CVE-2025-37164 et CVE-2009-0556 : CISA alerte sur des vulnérabilités critiques dans PowerPoint et HPE OneView
Apollinaire Monteclair
L’agence américaine de cybersécurité (CISA) a récemment ajouté deux vulnérabilités majeures à son catalogue des vulnérabilités exploitées (KEV), suscitant une vive inquiétude dans le monde de l’entreprise. Il s’agit d’une faille d’exécution de code à distance (RCE) dans le logiciel HPE OneView et d’un vieux défaut de 16 ans dans Microsoft PowerPoint, désormais réactivé.

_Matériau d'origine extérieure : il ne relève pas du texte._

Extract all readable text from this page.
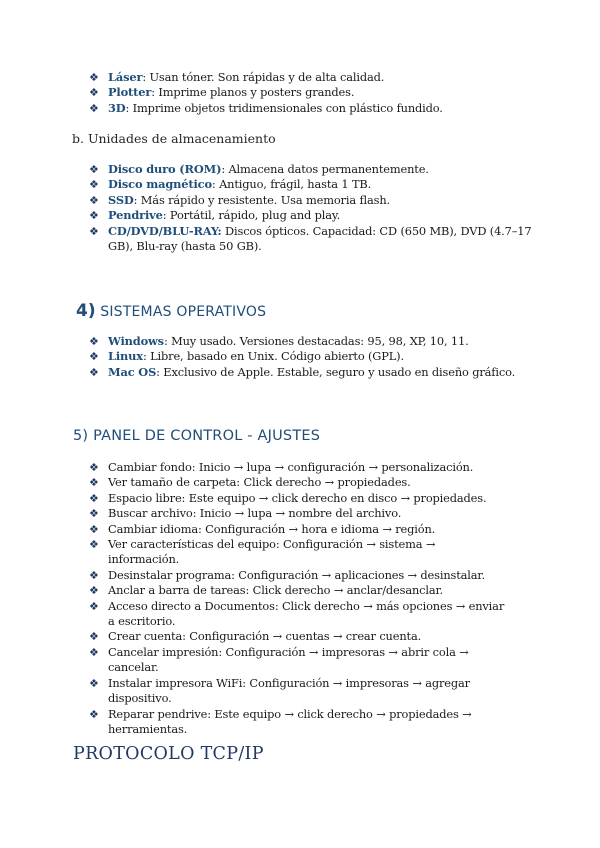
❖ Láser: Usan tóner. Son rápidas y de alta calidad.
❖ Plotter: Imprime planos y posters grandes.
❖ 3D: Imprime objetos tridimensionales con plástico fundido.
b. Unidades de almacenamiento
❖ Disco duro (ROM): Almacena datos permanentemente.
❖ Disco magnético: Antiguo, frágil, hasta 1 TB.
❖ SSD: Más rápido y resistente. Usa memoria flash.
❖ Pendrive: Portátil, rápido, plug and play.
❖ CD/DVD/BLU-RAY: Discos ópticos. Capacidad: CD (650 MB), DVD (4.7–17 GB), Blu-ray (hasta 50 GB).
4) SISTEMAS OPERATIVOS
❖ Windows: Muy usado. Versiones destacadas: 95, 98, XP, 10, 11.
❖ Linux: Libre, basado en Unix. Código abierto (GPL).
❖ Mac OS: Exclusivo de Apple. Estable, seguro y usado en diseño gráfico.
5) PANEL DE CONTROL - AJUSTES
❖ Cambiar fondo: Inicio → lupa → configuración → personalización.
❖ Ver tamaño de carpeta: Click derecho → propiedades.
❖ Espacio libre: Este equipo → click derecho en disco → propiedades.
❖ Buscar archivo: Inicio → lupa → nombre del archivo.
❖ Cambiar idioma: Configuración → hora e idioma → región.
❖ Ver características del equipo: Configuración → sistema → información.
❖ Desinstalar programa: Configuración → aplicaciones → desinstalar.
❖ Anclar a barra de tareas: Click derecho → anclar/desanclar.
❖ Acceso directo a Documentos: Click derecho → más opciones → enviar a escritorio.
❖ Crear cuenta: Configuración → cuentas → crear cuenta.
❖ Cancelar impresión: Configuración → impresoras → abrir cola → cancelar.
❖ Instalar impresora WiFi: Configuración → impresoras → agregar dispositivo.
❖ Reparar pendrive: Este equipo → click derecho → propiedades → herramientas.
PROTOCOLO TCP/IP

Si la faille HPE, notée 10.0/10, est une menace immédiate pour les infrastructures informatiques, la faille PowerPoint rappelle que des menaces anciennes peuvent toujours resurgir.
Les vulnérabilités KEV : une menace pérenne pour les entreprises françaises
Les ajouts au catalogue CISA Known Exploited Vulnerabilities (KEV) en début d’année 2026 marquent une tendance inquiétante : la réhabilitation de failles anciennes. En effet, le premier ajout de l’année concerne une faille remontant à 2009, CVE-2009-0556, prouvant que l’obsolescence des vulnérabilités est un concept bien relatif. Pour les équipes de sécurité en France, cela souligne l’importance de ne pas se concentrer uniquement sur les menaces “zero-day” récentes, mais de maintenir une hygiène de sécurité rigoureuse sur l’ensemble du parc logiciel. Cette vigilance est d’autant plus cruciale que la surface d’attaque invisible, souvent appelée identity dark matter, représente un risque majeur pour les organisations.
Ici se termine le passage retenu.